DiffSHEG: A Diffusion-Based Approach for Real-Time Speech-driven Holistic 3D Expression and Gesture Generation
Junming Chen, Yunfei Liu, Jianan Wang, Ailing Zeng, Yu Li, Qifeng Chen
TL;DR
DiffSHEG addresses the challenge of jointly generating synchronized 3D facial expressions and body gestures driven by speech. It introduces a diffusion-based framework with a UniEG Transformer that enforces uni-directional information flow from expression to gesture, and a fast outpainting-based sampling method (FOPPAS) to support arbitrary-length sequences in real time. The approach achieves state-of-the-art performance on BEAT and SHOW, validated by quantitative metrics and user studies, and runs at around 31 FPS on a single GPU. This work advances digital humans by enabling realistic, synchronized, and scalable speech-driven motion for immersive interfaces and embodied agents.
Abstract
We propose DiffSHEG, a Diffusion-based approach for Speech-driven Holistic 3D Expression and Gesture generation with arbitrary length.
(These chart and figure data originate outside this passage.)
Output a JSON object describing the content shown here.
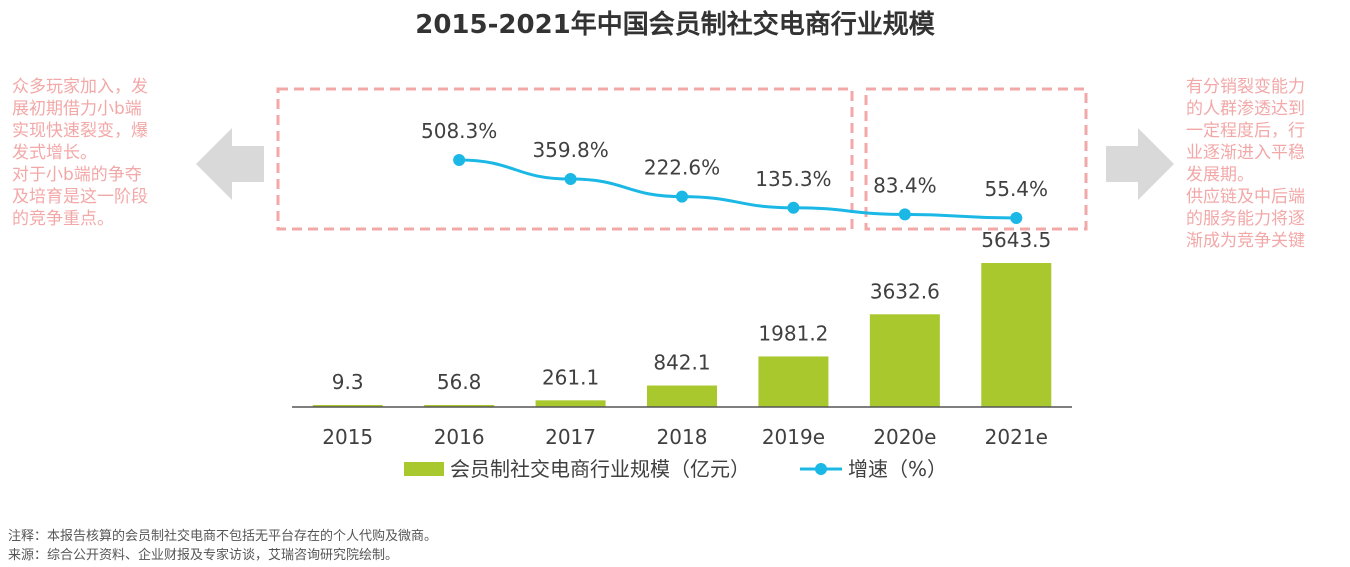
{
  "title": "2015-2021年中国会员制社交电商行业规模",
  "left_note": {
    "lines": [
      "众多玩家加入，发",
      "展初期借力小b端",
      "实现快速裂变，爆",
      "发式增长。",
      "对于小b端的争夺",
      "及培育是这一阶段",
      "的竞争重点。"
    ]
  },
  "right_note": {
    "lines": [
      "有分销裂变能力",
      "的人群渗透达到",
      "一定程度后，行",
      "业逐渐进入平稳",
      "发展期。",
      "供应链及中后端",
      "的服务能力将逐",
      "渐成为竞争关键"
    ]
  },
  "footnotes": {
    "note": "注释：本报告核算的会员制社交电商不包括无平台存在的个人代购及微商。",
    "source": "来源：综合公开资料、企业财报及专家访谈，艾瑞咨询研究院绘制。"
  },
  "colors": {
    "bar": "#a8c82e",
    "line": "#1bb8e6",
    "annotation": "#f3a8a8",
    "arrow": "#d9d9d9",
    "axis": "#555555"
  },
  "chart_data": {
    "type": "bar",
    "categories": [
      "2015",
      "2016",
      "2017",
      "2018",
      "2019e",
      "2020e",
      "2021e"
    ],
    "series": [
      {
        "name": "会员制社交电商行业规模（亿元）",
        "type": "bar",
        "values": [
          9.3,
          56.8,
          261.1,
          842.1,
          1981.2,
          3632.6,
          5643.5
        ],
        "labels": [
          "9.3",
          "56.8",
          "261.1",
          "842.1",
          "1981.2",
          "3632.6",
          "5643.5"
        ]
      },
      {
        "name": "增速（%）",
        "type": "line",
        "values": [
          null,
          508.3,
          359.8,
          222.6,
          135.3,
          83.4,
          55.4
        ],
        "labels": [
          "",
          "508.3%",
          "359.8%",
          "222.6%",
          "135.3%",
          "83.4%",
          "55.4%"
        ]
      }
    ],
    "legend": "bottom",
    "grid": false
  }
}
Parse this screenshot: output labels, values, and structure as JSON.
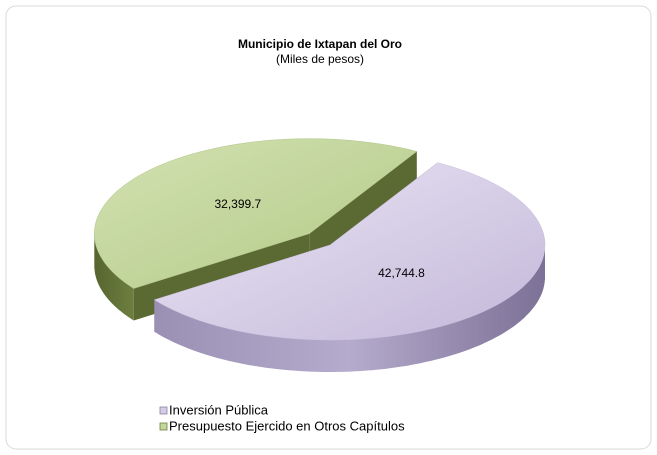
{
  "chart_data": {
    "type": "pie",
    "title": "Municipio de Ixtapan del Oro",
    "subtitle": "(Miles de pesos)",
    "categories": [
      "Inversión Pública",
      "Presupuesto Ejercido en Otros Capítulos"
    ],
    "values": [
      42744.8,
      32399.7
    ],
    "value_labels": [
      "42,744.8",
      "32,399.7"
    ],
    "colors": [
      "#d4cbe6",
      "#c3d69b"
    ],
    "legend": "bottom-left"
  }
}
While previous works focused on co-speech gesture or expression generation individually, the joint generation of synchronized expressions and gestures remains barely explored. To address this, our diffusion-based co-speech motion generation transformer enables uni-directional information flow from expression to gesture, facilitating improved matching of joint expression-gesture distributions. Furthermore, we introduce an outpainting-based sampling strategy for arbitrary long sequence generation in diffusion models, offering flexibility and computational efficiency. Our method provides a practical solution that produces high-quality synchronized expression and gesture generation driven by speech. Evaluated on two public datasets, our approach achieves state-of-the-art performance both quantitatively and qualitatively. Additionally, a user study confirms the superiority of DiffSHEG over prior approaches. By enabling the real-time generation of expressive and synchronized motions, DiffSHEG showcases its potential for various applications in the development of digital humans and embodied agents.